Так вот: не согласен Павел Николаевич ни с Некрасовым, ни с Дзюбинским, и вообще ни с кем, говорившим до него, и может быть — ни с кем, говорящим после. Конечно, было бы совершенно неприлично просить правительство о военном диктаторе. Но также было бы неуместно и создавать для диктатуры свой думский комитет. Дума не может брать в собственные руки власть, ибо она, да памятуют господа члены, есть учреждение законодательное, а стало быть не может нести функций распорядительных. И вот какими доводами из области государственного права это можно с несомненностью обосновать... Но ещё потому мы не можем брать власти и даже принимать вообще какие-либо определённые решения, что нам не известен ни точный размер беспорядков, ни соотношение сил местных войск, ни доля участия рабочих и общественных организаций в этих волнениях. И потому никак не наступил момент создания новой власти. А раздававшиеся в кулуарах горячие голоса войти в Белый зал и объявить себя Учредительным Собранием — и вовсе есть безответственный толчок к хаосу. А самое благоразумное — пока никаких решений не принимать и подождать, подождать...
Тут — внезапно ворвался в зал Керенский, с видом драматическим и всё растущий в значении. Ворвался — и спешил говорить, — и, чего никогда не могло быть в этой Думе в нормальное время, — ему поспешно дали слово, в порядке ведения, оттесняя и всеобщего лидера, который, однако, спокойно уступил. И Керенский вышел говорить, даже вздрагивая от избытка знания, ответственности и решимости, — в этих вздрагиваниях как бы сбрасывая слушателям свои палящие мысли:
— Господа! Я непрерывно получаю всё новые сведения! Медлить — нельзя ни минуты! Войска — волнуются! Всё новые полки выходят на улицу! Я — немедленно беру автомобиль и еду по полкам! Я остановлю их — одним убеждением! Но мне надо знать, что я уполномочен сказать им? Могу ли я сказать, что Государственная Дума безусловно с ними? Что она становится во главе происходящего движения?
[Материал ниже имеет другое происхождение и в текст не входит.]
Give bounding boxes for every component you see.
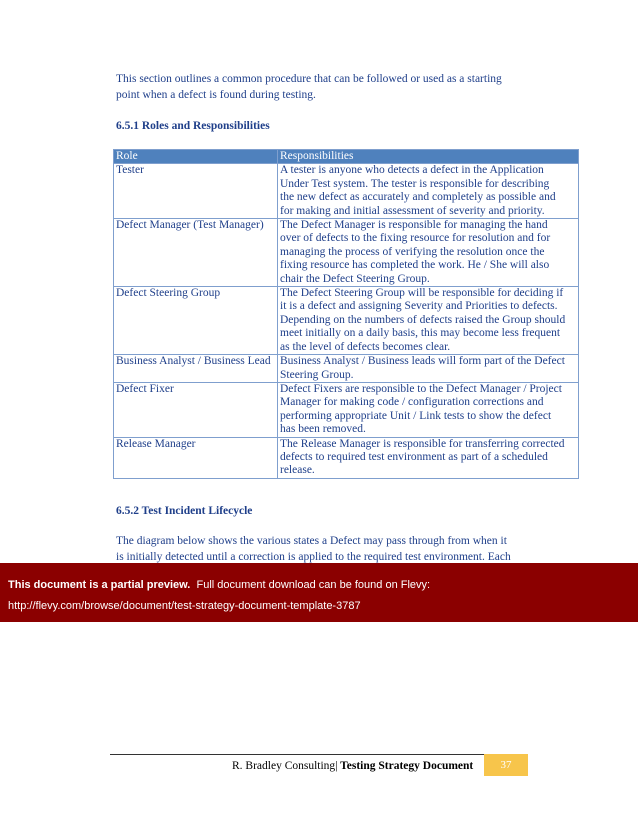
responsibility-line: chair the Defect Steering Group. bbox=[280, 272, 430, 285]
responsibility-cell bbox=[278, 437, 579, 478]
role-cell: Release Manager bbox=[114, 437, 278, 478]
responsibility-line: managing the process of verifying the resolution once the bbox=[280, 245, 545, 258]
responsibility-cell bbox=[278, 382, 579, 437]
role-cell: Business Analyst / Business Lead bbox=[114, 355, 278, 383]
banner-link[interactable]: http://flevy.com/browse/document/test-strategy-document-template-3787 bbox=[8, 600, 361, 612]
responsibility-line: for making and initial assessment of severity and priority. bbox=[280, 204, 545, 217]
footer-doc-title: Testing Strategy Document bbox=[337, 760, 474, 772]
table-row bbox=[114, 164, 579, 219]
footer-divider bbox=[110, 754, 528, 755]
responsibility-line: as the level of defects becomes clear. bbox=[280, 340, 451, 353]
diagram-line-1: The diagram below shows the various states a Defect may pass through from when it bbox=[116, 535, 507, 547]
table-row bbox=[114, 355, 579, 383]
diagram-paragraph bbox=[116, 533, 536, 565]
responsibility-line: meet initially on a daily basis, this may become less frequent bbox=[280, 327, 561, 340]
banner-bold-text: This document is a partial preview. bbox=[8, 579, 191, 591]
section-heading-6-5-1: 6.5.1 Roles and Responsibilities bbox=[116, 120, 270, 132]
header-role: Role bbox=[114, 150, 278, 164]
responsibility-line: Defect Fixers are responsible to the Defect Manager / Project bbox=[280, 382, 562, 395]
responsibility-line: A tester is anyone who detects a defect in the Application bbox=[280, 164, 544, 177]
table-row bbox=[114, 219, 579, 287]
preview-banner bbox=[0, 563, 638, 622]
responsibility-line: over of defects to the fixing resource for resolution and for bbox=[280, 232, 551, 245]
role-cell: Tester bbox=[114, 164, 278, 219]
responsibility-cell bbox=[278, 355, 579, 383]
responsibility-line: defects to required test environment as part of a scheduled bbox=[280, 450, 548, 463]
table-header-row bbox=[114, 150, 579, 164]
intro-line-1: This section outlines a common procedure that can be followed or used as a starting bbox=[116, 73, 502, 85]
intro-paragraph bbox=[116, 71, 536, 103]
section-heading-6-5-2: 6.5.2 Test Incident Lifecycle bbox=[116, 505, 253, 517]
responsibility-line: Manager for making code / configuration corrections and bbox=[280, 396, 544, 409]
responsibility-line: the new defect as accurately and completely as possible and bbox=[280, 191, 556, 204]
role-cell: Defect Steering Group bbox=[114, 287, 278, 355]
responsibility-line: The Release Manager is responsible for transferring corrected bbox=[280, 437, 565, 450]
banner-notice bbox=[8, 579, 430, 591]
footer-company: R. Bradley Consulting| bbox=[232, 760, 338, 772]
responsibility-line: Under Test system. The tester is responsible for describing bbox=[280, 177, 550, 190]
table-row bbox=[114, 287, 579, 355]
responsibility-line: Business Analyst / Business leads will form part of the Defect bbox=[280, 355, 565, 368]
responsibility-line: has been removed. bbox=[280, 423, 366, 436]
roles-table bbox=[113, 149, 579, 479]
page-number: 37 bbox=[484, 754, 528, 776]
table-row bbox=[114, 437, 579, 478]
table-row bbox=[114, 382, 579, 437]
responsibility-line: Steering Group. bbox=[280, 368, 354, 381]
role-cell: Defect Manager (Test Manager) bbox=[114, 219, 278, 287]
responsibility-line: Depending on the numbers of defects raised the Group should bbox=[280, 313, 566, 326]
responsibility-line: The Defect Steering Group will be responsible for deciding if bbox=[280, 287, 564, 300]
responsibility-cell bbox=[278, 164, 579, 219]
responsibility-line: it is a defect and assigning Severity and Priorities to defects. bbox=[280, 300, 558, 313]
footer bbox=[232, 760, 473, 772]
intro-line-2: point when a defect is found during testing. bbox=[116, 89, 316, 101]
diagram-line-2: is initially detected until a correction is applied to the required test environment. Each bbox=[116, 551, 511, 563]
banner-text: Full document download can be found on Flevy: bbox=[190, 579, 431, 591]
responsibility-cell bbox=[278, 287, 579, 355]
responsibility-line: performing appropriate Unit / Link tests to show the defect bbox=[280, 409, 552, 422]
responsibility-line: release. bbox=[280, 464, 315, 477]
header-responsibilities: Responsibilities bbox=[278, 150, 579, 164]
responsibility-line: fixing resource has completed the work. He / She will also bbox=[280, 259, 550, 272]
role-cell: Defect Fixer bbox=[114, 382, 278, 437]
responsibility-line: The Defect Manager is responsible for managing the hand bbox=[280, 219, 548, 232]
responsibility-cell bbox=[278, 219, 579, 287]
Он вздрагивал с полузакрытыми глазами, едва не покачиваясь от собственных фраз, потом разверзал веки и выбрасывал снопы огня. Сколько лет он вращался среди них — мелкий адвокат, заносливый пулемётный оратор, — и они не знали его, не понимали его полководческого, оказывается, таланта, его силы и даже властности. Теперь это вспучилось, прорезалось — и внушало изумление. И никто не возразил, почему именно он должен ехать к полкам.
Однако — и слишком много он хотел от этой Думы! Парламент — он хотел увлечь возглавить улицу, громящую толпу, освобождающую преступников?!
Совещание замялось. Не нашлось такой формы, в которой бы оно вдруг уполномочило Керенского прыгать в автомобиль и нестись по полкам.
А всё же оскорблённый пренебрежением Милюков — снова вступил и презрительно отклонил предложение Керенского: такая поездка никого не убедит, ничего не успокоит. А правильнее — выждать, ещё собрать новых сведений и тогда уже принимать решения.
И прения, едва не вывернутые из колеи, кажется опять могли потечь нормальным ходом и надолго, и Милюков, кажется, должен был оканчивать речь, хотя Керенский уже физически не мог устоять, усидеть, онеподвижиться. И нельзя представить, как бы он с собою справился, — если бы в этот момент не вбежал с криком, взъерошенный и с одним оторванным погоном начальник думской охраны. Вместо того чтоб охранять их всех — он сам просил о защите, что его убили! Он кричал, что творится невозможное у входных дверей, хотят ворваться, кого-то ранили, а его самого спрашивают, — с народом он или против?!